{Reference Type}: Journal Article
{Title}: Pharmaceutical care in the screening process of phase I oncohaematological clinical trials.
{Author}: Rodríguez-Mauriz R;González-Laguna M;Perayre-Badia M;Lozano-Andreu T;Miquel-Zurita ME;Cañizares-Paz S;Santulario-Verdú L;Millan-Coll M;Fontanals S;Clopés-Estela A;
{Journal}: Eur J Hosp Pharm
{Volume}: 0
{Issue}: 0
{Year}: 2024 Aug 13
{Factor}: 2.537
{DOI}: 10.1136/ejhpharm-2024-004168
{Abstract}: OBJECTIVE: To determine the pharmaceutical interventions in patients eligible for phase I cancer clinical trials, focusing specifically on exclusion criteria related to medication or relevant interactions.

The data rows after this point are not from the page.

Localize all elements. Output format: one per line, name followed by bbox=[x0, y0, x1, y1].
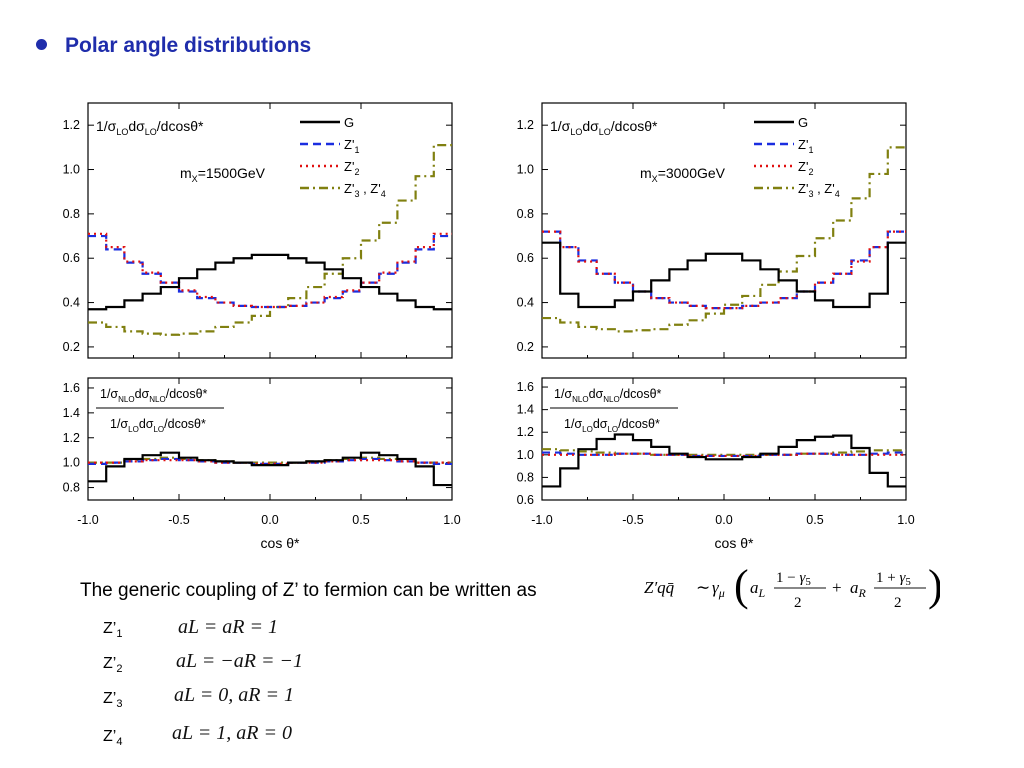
y-tick-label: 0.6 bbox=[517, 493, 534, 507]
model-label-z2: Z’2 bbox=[103, 655, 123, 676]
y-tick-label: 1.0 bbox=[63, 163, 80, 177]
y-tick-label: 1.2 bbox=[517, 425, 534, 439]
legend-label: G bbox=[344, 115, 354, 130]
series-line-z2 bbox=[88, 459, 452, 465]
model-expr-z4: aL = 1, aR = 0 bbox=[172, 722, 292, 744]
coupling-formula: Z′qq̄ ∼ γμ ( aL 1 − γ5 2 + aR 1 + γ5 2 ) bbox=[644, 562, 940, 611]
ratio-denominator: 1/σLOdσLO/dcosθ* bbox=[564, 417, 660, 434]
svg-text:aR: aR bbox=[850, 578, 867, 600]
series-line-z3z4 bbox=[88, 144, 452, 336]
y-tick-label: 0.8 bbox=[517, 207, 534, 221]
series-line-z2 bbox=[542, 452, 906, 458]
series-line-z3z4 bbox=[88, 456, 452, 464]
x-tick-label: -1.0 bbox=[531, 513, 553, 527]
y-axis-label: 1/σNLOdσNLO/dcosθ* 1/σLOdσLO/dcosθ* bbox=[96, 387, 224, 434]
model-label-z4: Z’4 bbox=[103, 728, 123, 749]
y-tick-label: 1.0 bbox=[517, 448, 534, 462]
slide-title-text: Polar angle distributions bbox=[65, 34, 312, 57]
legend-label: Z'3 , Z'4 bbox=[344, 181, 386, 199]
legend-label: G bbox=[798, 115, 808, 130]
x-tick-label: 0.5 bbox=[352, 513, 369, 527]
plot-frame bbox=[87, 102, 453, 359]
y-tick-label: 0.2 bbox=[63, 340, 80, 354]
y-tick-label: 1.6 bbox=[517, 380, 534, 394]
x-tick-label: 1.0 bbox=[897, 513, 914, 527]
chart-panel-bottom-left: 0.8 1.0 1.2 1.4 1.6 -1.0 -0.5 0.0 0.5 1.0 cos θ* 1/… bbox=[63, 377, 461, 551]
x-tick-label: 0.5 bbox=[806, 513, 823, 527]
bullet-icon bbox=[36, 38, 47, 50]
model-expr-z2: aL = −aR = −1 bbox=[176, 650, 303, 672]
x-tick-label: 0.0 bbox=[261, 513, 278, 527]
series-line-z3z4 bbox=[542, 146, 906, 333]
y-tick-label: 1.0 bbox=[517, 163, 534, 177]
svg-text:(: ( bbox=[734, 562, 749, 610]
svg-text:): ) bbox=[928, 562, 940, 610]
legend-label: Z'2 bbox=[798, 159, 813, 177]
series-line-g bbox=[88, 253, 452, 311]
ratio-numerator: 1/σNLOdσNLO/dcosθ* bbox=[554, 387, 662, 404]
plot-frame bbox=[541, 102, 907, 359]
y-tick-label: 0.4 bbox=[63, 296, 80, 310]
y-tick-label: 1.2 bbox=[517, 118, 534, 132]
y-axis-label: 1/σNLOdσNLO/dcosθ* 1/σLOdσLO/dcosθ* bbox=[550, 387, 678, 434]
chart-panel-bottom-right: 0.6 0.8 1.0 1.2 1.4 1.6 -1.0 -0.5 0.0 0.5 1.0 cos θ… bbox=[517, 377, 915, 551]
y-tick-label: 1.0 bbox=[63, 456, 80, 470]
legend-label: Z'1 bbox=[344, 137, 359, 155]
svg-text:1 + γ5: 1 + γ5 bbox=[876, 570, 911, 588]
series-line-z1 bbox=[88, 234, 452, 309]
series-line-g bbox=[88, 451, 452, 487]
y-tick-label: 0.8 bbox=[63, 207, 80, 221]
svg-text:2: 2 bbox=[794, 595, 802, 611]
y-tick-label: 1.6 bbox=[63, 381, 80, 395]
x-tick-label: 0.0 bbox=[715, 513, 732, 527]
y-tick-label: 1.2 bbox=[63, 431, 80, 445]
slide-title: Polar angle distributions bbox=[36, 34, 311, 58]
x-axis-label: cos θ* bbox=[261, 535, 300, 551]
x-tick-label: 1.0 bbox=[443, 513, 460, 527]
y-axis-label: 1/σLOdσLO/dcosθ* bbox=[550, 118, 658, 137]
mass-annotation: mX=3000GeV bbox=[640, 165, 726, 184]
legend-label: Z'1 bbox=[798, 137, 813, 155]
y-tick-label: 0.6 bbox=[63, 251, 80, 265]
y-axis-label: 1/σLOdσLO/dcosθ* bbox=[96, 118, 204, 137]
ratio-numerator: 1/σNLOdσNLO/dcosθ* bbox=[100, 387, 208, 404]
model-expr-z3: aL = 0, aR = 1 bbox=[174, 684, 294, 706]
y-tick-label: 0.4 bbox=[517, 296, 534, 310]
y-tick-label: 0.2 bbox=[517, 340, 534, 354]
svg-text:2: 2 bbox=[894, 595, 902, 611]
svg-text:aL: aL bbox=[750, 578, 766, 600]
model-expr-z1: aL = aR = 1 bbox=[178, 616, 278, 638]
svg-text:∼: ∼ bbox=[696, 578, 710, 597]
series-line-z1 bbox=[542, 230, 906, 310]
svg-text:+: + bbox=[832, 578, 842, 597]
x-tick-label: -0.5 bbox=[622, 513, 644, 527]
series-line-g bbox=[542, 241, 906, 309]
chart-panel-top-left: 0.2 0.4 0.6 0.8 1.0 1.2 1/σLOdσLO/dcosθ* mX=150… bbox=[63, 102, 453, 359]
y-tick-label: 0.6 bbox=[517, 251, 534, 265]
y-tick-label: 0.8 bbox=[63, 481, 80, 495]
legend-label: Z'3 , Z'4 bbox=[798, 181, 840, 199]
series-line-g bbox=[542, 433, 906, 488]
model-label-z3: Z’3 bbox=[103, 690, 123, 711]
svg-text:Z′qq̄: Z′qq̄ bbox=[644, 578, 675, 597]
svg-text:γμ: γμ bbox=[712, 578, 725, 600]
legend-label: Z'2 bbox=[344, 159, 359, 177]
chart-panel-top-right: 0.2 0.4 0.6 0.8 1.0 1.2 1/σLOdσLO/dcosθ* mX=300… bbox=[517, 102, 907, 359]
model-label-z1: Z’1 bbox=[103, 620, 123, 641]
series-line-z2 bbox=[542, 230, 906, 310]
x-tick-label: -1.0 bbox=[77, 513, 99, 527]
ratio-denominator: 1/σLOdσLO/dcosθ* bbox=[110, 417, 206, 434]
mass-annotation: mX=1500GeV bbox=[180, 165, 266, 184]
y-tick-label: 1.4 bbox=[63, 406, 80, 420]
x-tick-label: -0.5 bbox=[168, 513, 190, 527]
svg-text:1 − γ5: 1 − γ5 bbox=[776, 570, 811, 588]
series-line-z3z4 bbox=[542, 448, 906, 456]
x-axis-label: cos θ* bbox=[715, 535, 754, 551]
y-tick-label: 0.8 bbox=[517, 470, 534, 484]
y-tick-label: 1.4 bbox=[517, 403, 534, 417]
coupling-text: The generic coupling of Z’ to fermion ca… bbox=[80, 580, 537, 601]
y-tick-label: 1.2 bbox=[63, 118, 80, 132]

METHODS: Descriptive, observational study conducted at a comprehensive cancer centre. Patients undergoing screening for phase I clinical trials (March 2019-December 2022) were included. The pharmacist reviewed concomitant medication and provided a recommendation.
RESULTS: The concomitant medication of 512 patients eligible to participate in 84 phase I clinical trials was analysed. In 230 (44.9%) patients, the clinical trial treatment included oral medication. The median number of concomitant medications was 5 (IQR 3-8) per patient.A total of 280 pharmaceutical interventions were performed in 140 (27.3%) patients: 240 (85.7%) were due to interactions in 124 (24.2%) patients, and 40 (14.3%) were due to exclusion criteria in 34 (6.6%) patients. Interactions and exclusion criteria were detected in 18 (3.5%) patients. The main groups of drugs involved were 68 (24.3%) antacids and antiulcer drugs, 28 (10.0%) antidepressants and 26 (9.3%) opioids. Acceptance analysis of the recommendation was applicable in 215 cases; in 208 (96.7%), the pharmaceutical intervention was accepted.Differences were identified for exclusion criteria (7 vs 27) and interactions (37 vs 87) between parenteral and oral clinical trial medication (p<0.001).
CONCLUSIONS: The pharmacist's review of concomitant medication during the screening period in phase I clinical trials enables the detection of prohibited medication or relevant interactions, potentially avoiding screening failures and increasing the efficacy and safety of treatments.